The kiwi rose to 78.04 Japanese yen from 77.97 yen, and is trading near its highest level since the end of March. Spot gold has retreated from its highs in April and is now near its lowest level since mid-March.
Slabbert said helping the Kiwi dollar story had been relatively stable economic data and price gains at recent GlobalDairyTrade auctions. While the Reserve Bank was expected to keep the official cash rate unchanged at 1.75 per cent on Thursday, it was also likely to give the New Zealand economy "a clean bill of health". Slabbert said.
The market is putting the odds of a June rate hike by the US Federal Reserve at between 85 per cent and 90 per cent, with 70 per cent odds of a second hike in September, but Slabbert said there was a chance the Fed would hike once and leave rates unchanged for the remainder of the year.

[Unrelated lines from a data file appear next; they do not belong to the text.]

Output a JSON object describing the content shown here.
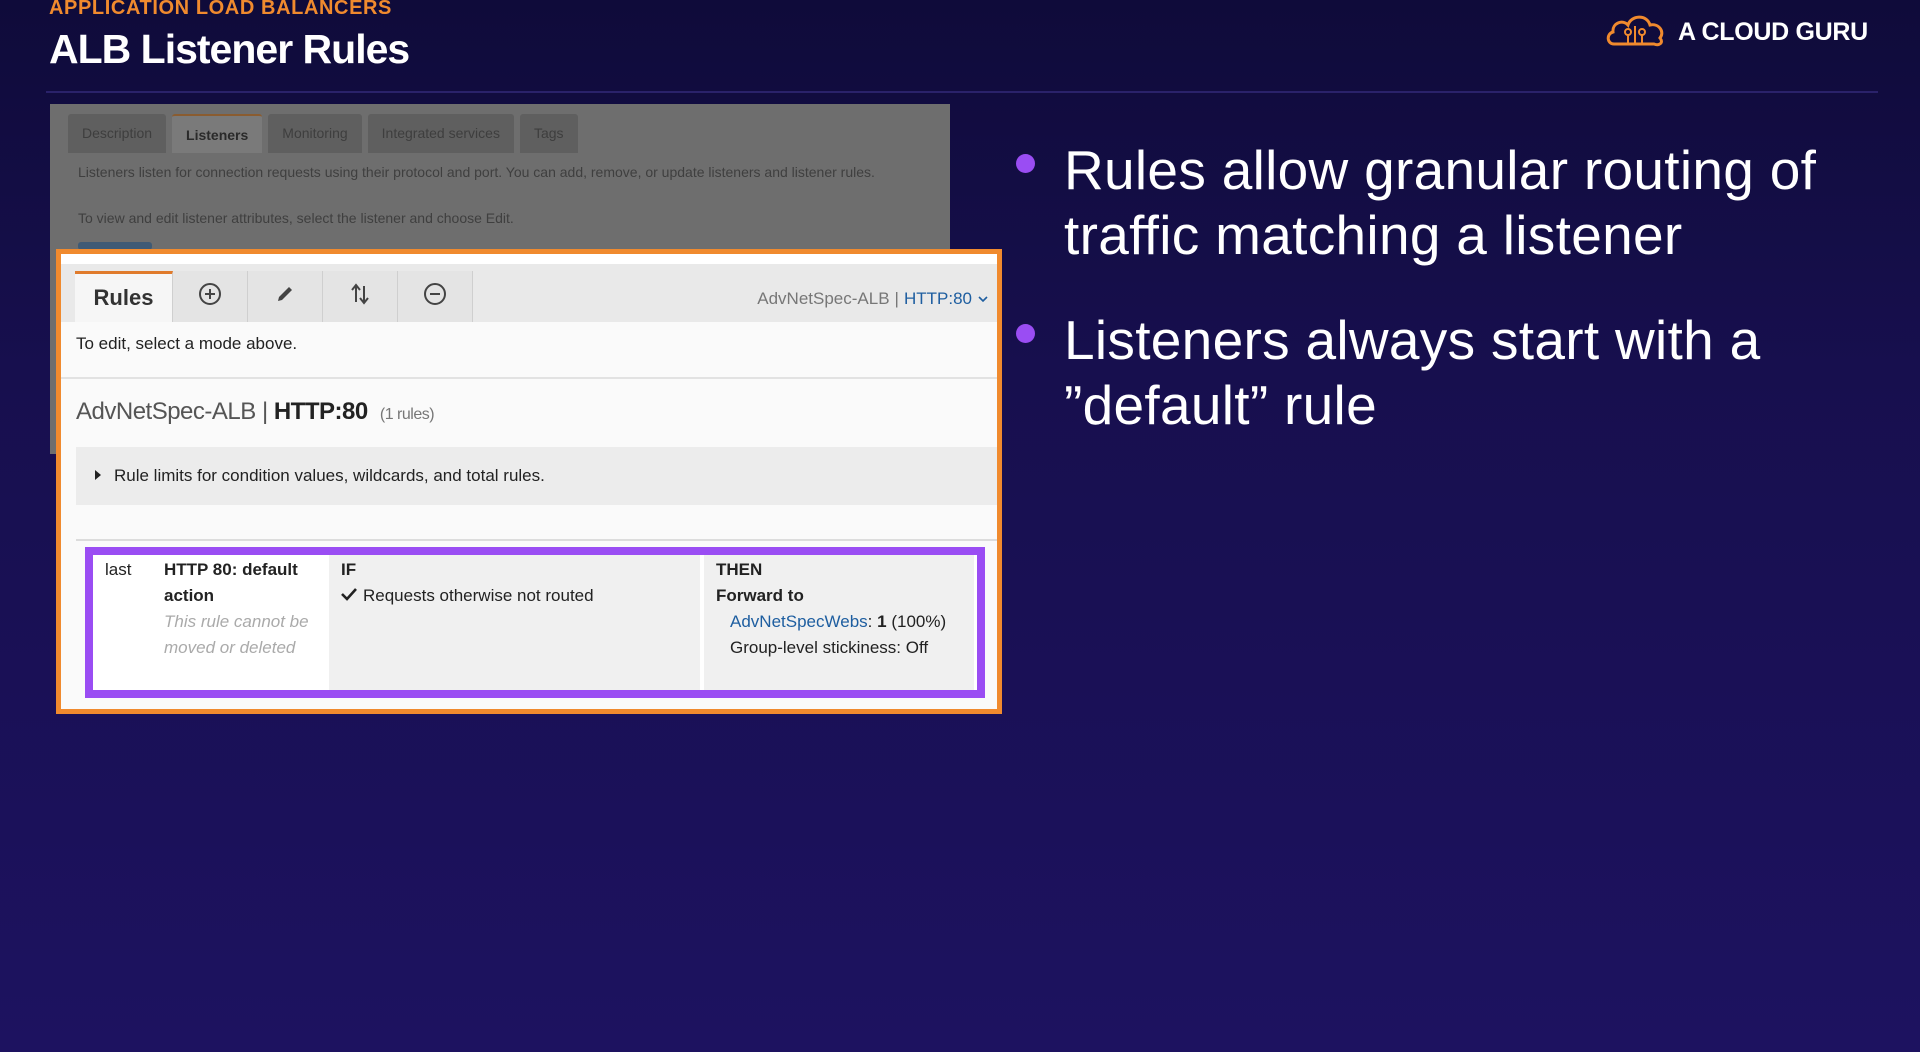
{
  "header": {
    "eyebrow": "APPLICATION LOAD BALANCERS",
    "title": "ALB Listener Rules",
    "brand": "A CLOUD GURU",
    "brand_color": "#f08a2e"
  },
  "console_background": {
    "tabs": [
      "Description",
      "Listeners",
      "Monitoring",
      "Integrated services",
      "Tags"
    ],
    "active_tab": "Listeners",
    "line1": "Listeners listen for connection requests using their protocol and port. You can add, remove, or update listeners and listener rules.",
    "line2": "To view and edit listener attributes, select the listener and choose Edit."
  },
  "rules_editor": {
    "rules_tab": "Rules",
    "tool_icons": [
      "plus-circle-icon",
      "pencil-icon",
      "reorder-arrows-icon",
      "minus-circle-icon"
    ],
    "listener_selector": {
      "lb_name": "AdvNetSpec-ALB",
      "separator": "|",
      "listener": "HTTP:80"
    },
    "edit_hint": "To edit, select a mode above.",
    "heading": {
      "lb_name": "AdvNetSpec-ALB",
      "separator": "|",
      "listener": "HTTP:80",
      "count": "(1 rules)"
    },
    "limits_text": "Rule limits for condition values, wildcards, and total rules.",
    "rule": {
      "priority": "last",
      "name": "HTTP 80: default action",
      "note": "This rule cannot be moved or deleted",
      "if_label": "IF",
      "condition": "Requests otherwise not routed",
      "then_label": "THEN",
      "action_label": "Forward to",
      "target_group": "AdvNetSpecWebs",
      "target_sep": ":",
      "weight": "1",
      "weight_pct": "(100%)",
      "stickiness": "Group-level stickiness: Off"
    },
    "highlight_colors": {
      "outer": "#f08a2e",
      "rule": "#9a4df3",
      "link": "#1e5ea0"
    }
  },
  "bullets": [
    {
      "text": "Rules allow granular routing of traffic matching a listener"
    },
    {
      "text": "Listeners always start with a ”default” rule"
    }
  ]
}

The kiwi rose to 63.10 euro cents, reversing an earlier decline, from 62.96 euro cents in late New York trading on Friday. It rose to A93.48c from A93.25c at the end of last week and gained to 53.41 British pence from 53.31p. The local dollar rose to 4.7769 yuan from 4.7728 yuan.
New Zealand's two-year swap rate rose 2 basis points to 2.34 per cent, and the 10-year swaps rose 4 basis points to 3.43 per cent.